LONDON — Britain's financial regulator on Friday said it had ordered the country's major banks, including HSBC and Barclays, to compensate businesses for "serious failings" over the sale of complex products.
The Financial Services Authority (FSA) said it had reached agreement with Barclays, HSBC, Lloyds and Royal Bank of Scotland "to provide appropriate redress" for mis-selling interest rate hedging products.
It is a fresh major blow for Britain's beleaguered banking sector at the end of a week in which Barclays was hit by record fines for rigging interest rates and bailed-out Royal Bank of Scotland was unable to settle transactions for millions of customers because of an IT meltdown.
A "real change in culture" at the banks is needed, Bank of England governor Sir Mervyn King said Friday.
He hit out at banks for "excessive levels of compensation, shoddy treatment of customers and a deceitful manipulation of one of the most important rates".
However the governor ruled out a wide-ranging public inquiry -- similiar to the Leveson inquiry into press ethics -- into the banks.
"The FSA has today announced that it has found serious failings in the sale of interest rate hedging products to some small and medium sized businesses," the watchdog said in a statement.

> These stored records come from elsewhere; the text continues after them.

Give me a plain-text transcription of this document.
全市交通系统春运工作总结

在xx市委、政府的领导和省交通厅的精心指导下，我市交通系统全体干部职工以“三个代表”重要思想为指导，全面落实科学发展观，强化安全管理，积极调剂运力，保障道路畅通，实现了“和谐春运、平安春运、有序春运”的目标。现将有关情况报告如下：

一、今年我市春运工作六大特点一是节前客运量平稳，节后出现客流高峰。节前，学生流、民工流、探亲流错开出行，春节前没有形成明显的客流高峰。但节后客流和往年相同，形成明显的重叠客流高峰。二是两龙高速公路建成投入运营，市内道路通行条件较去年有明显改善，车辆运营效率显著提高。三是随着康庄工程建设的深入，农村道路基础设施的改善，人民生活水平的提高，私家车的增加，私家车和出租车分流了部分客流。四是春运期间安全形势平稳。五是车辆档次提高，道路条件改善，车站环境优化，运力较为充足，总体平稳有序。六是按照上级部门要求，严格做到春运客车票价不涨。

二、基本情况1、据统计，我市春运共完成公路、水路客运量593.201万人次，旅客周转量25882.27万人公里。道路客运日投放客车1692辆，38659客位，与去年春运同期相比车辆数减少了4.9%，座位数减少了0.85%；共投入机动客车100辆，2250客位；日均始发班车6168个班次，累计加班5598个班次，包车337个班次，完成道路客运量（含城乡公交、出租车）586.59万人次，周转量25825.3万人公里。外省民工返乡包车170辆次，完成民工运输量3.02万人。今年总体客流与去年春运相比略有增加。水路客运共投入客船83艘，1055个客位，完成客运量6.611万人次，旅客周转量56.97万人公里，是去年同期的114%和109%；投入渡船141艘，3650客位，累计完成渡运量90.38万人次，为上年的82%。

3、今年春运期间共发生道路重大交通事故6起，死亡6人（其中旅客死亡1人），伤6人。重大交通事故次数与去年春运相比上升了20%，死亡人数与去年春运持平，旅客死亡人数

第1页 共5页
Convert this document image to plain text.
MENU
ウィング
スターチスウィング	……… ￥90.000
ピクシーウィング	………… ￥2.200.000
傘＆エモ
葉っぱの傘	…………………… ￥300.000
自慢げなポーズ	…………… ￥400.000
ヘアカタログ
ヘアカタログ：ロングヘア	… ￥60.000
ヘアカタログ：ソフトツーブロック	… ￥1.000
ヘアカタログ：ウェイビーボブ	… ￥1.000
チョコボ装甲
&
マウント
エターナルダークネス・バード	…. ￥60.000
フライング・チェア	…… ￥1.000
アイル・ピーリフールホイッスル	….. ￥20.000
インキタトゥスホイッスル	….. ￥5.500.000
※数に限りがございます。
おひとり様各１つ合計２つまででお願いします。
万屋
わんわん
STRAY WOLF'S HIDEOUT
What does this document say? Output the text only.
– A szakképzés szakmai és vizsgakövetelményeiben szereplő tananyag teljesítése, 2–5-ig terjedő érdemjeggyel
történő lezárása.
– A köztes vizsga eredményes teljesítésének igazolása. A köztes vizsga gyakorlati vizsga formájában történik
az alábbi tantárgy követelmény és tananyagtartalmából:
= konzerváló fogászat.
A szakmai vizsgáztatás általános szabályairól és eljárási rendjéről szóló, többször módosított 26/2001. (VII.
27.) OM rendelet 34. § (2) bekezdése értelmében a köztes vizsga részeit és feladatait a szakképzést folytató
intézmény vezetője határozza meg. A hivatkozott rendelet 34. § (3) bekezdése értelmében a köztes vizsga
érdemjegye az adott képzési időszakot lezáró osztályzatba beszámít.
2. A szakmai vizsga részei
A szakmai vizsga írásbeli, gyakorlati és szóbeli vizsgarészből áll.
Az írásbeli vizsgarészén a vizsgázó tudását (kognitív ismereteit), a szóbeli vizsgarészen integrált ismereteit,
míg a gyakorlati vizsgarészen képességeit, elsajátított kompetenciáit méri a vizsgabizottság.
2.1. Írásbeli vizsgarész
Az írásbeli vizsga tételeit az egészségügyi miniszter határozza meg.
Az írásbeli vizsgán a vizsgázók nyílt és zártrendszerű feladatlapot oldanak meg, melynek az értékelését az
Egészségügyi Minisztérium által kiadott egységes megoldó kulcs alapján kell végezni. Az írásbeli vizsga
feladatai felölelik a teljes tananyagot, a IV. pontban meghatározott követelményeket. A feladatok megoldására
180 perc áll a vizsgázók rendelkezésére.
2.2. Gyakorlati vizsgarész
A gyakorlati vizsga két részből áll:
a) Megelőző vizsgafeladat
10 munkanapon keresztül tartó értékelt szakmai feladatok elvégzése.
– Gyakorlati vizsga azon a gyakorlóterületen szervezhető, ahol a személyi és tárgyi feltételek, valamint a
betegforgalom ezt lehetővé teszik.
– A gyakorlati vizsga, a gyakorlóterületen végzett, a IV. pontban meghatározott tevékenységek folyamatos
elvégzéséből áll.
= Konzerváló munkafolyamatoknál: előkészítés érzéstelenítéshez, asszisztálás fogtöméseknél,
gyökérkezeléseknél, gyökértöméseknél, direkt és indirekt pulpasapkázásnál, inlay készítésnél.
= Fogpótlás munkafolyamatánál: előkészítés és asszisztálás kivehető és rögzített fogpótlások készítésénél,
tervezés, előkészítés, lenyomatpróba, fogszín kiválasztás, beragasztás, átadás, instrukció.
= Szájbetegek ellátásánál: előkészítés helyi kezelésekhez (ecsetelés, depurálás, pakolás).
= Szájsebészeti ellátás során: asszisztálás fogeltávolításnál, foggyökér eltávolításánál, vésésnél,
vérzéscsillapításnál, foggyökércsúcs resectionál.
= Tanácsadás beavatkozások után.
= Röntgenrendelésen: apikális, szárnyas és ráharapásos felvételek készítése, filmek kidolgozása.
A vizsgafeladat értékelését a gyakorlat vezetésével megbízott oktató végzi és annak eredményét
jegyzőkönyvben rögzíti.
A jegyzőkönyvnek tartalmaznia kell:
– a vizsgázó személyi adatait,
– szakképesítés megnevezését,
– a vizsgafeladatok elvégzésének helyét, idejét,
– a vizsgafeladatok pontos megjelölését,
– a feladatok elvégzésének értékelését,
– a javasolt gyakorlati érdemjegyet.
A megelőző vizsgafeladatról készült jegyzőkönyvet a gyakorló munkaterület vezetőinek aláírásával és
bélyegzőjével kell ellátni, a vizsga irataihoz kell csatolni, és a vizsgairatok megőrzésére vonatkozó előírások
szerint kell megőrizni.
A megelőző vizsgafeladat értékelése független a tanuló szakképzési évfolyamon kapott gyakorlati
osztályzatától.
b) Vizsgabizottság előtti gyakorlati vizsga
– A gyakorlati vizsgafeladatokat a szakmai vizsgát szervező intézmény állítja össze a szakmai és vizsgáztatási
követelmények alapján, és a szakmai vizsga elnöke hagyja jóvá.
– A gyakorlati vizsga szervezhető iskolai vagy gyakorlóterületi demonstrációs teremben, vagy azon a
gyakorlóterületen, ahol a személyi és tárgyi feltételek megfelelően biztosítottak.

"We believe that this has resulted in a severe impact on a large number of these businesses. In order to provide as swift a solution to this problem as possible we have today confirmed that we have reached agreement with Barclays, HSBC, Lloyds and RBS to provide appropriate redress where mis-selling has occurred."
The FSA said that about 28,000 interest rate protection products had been sold by the banks to customers over 11 years to 2012.
"Interest rate hedging products can protect bank customers against the risk of interest rate movements and can be an appropriate product when properly sold in the right circumstances," it added.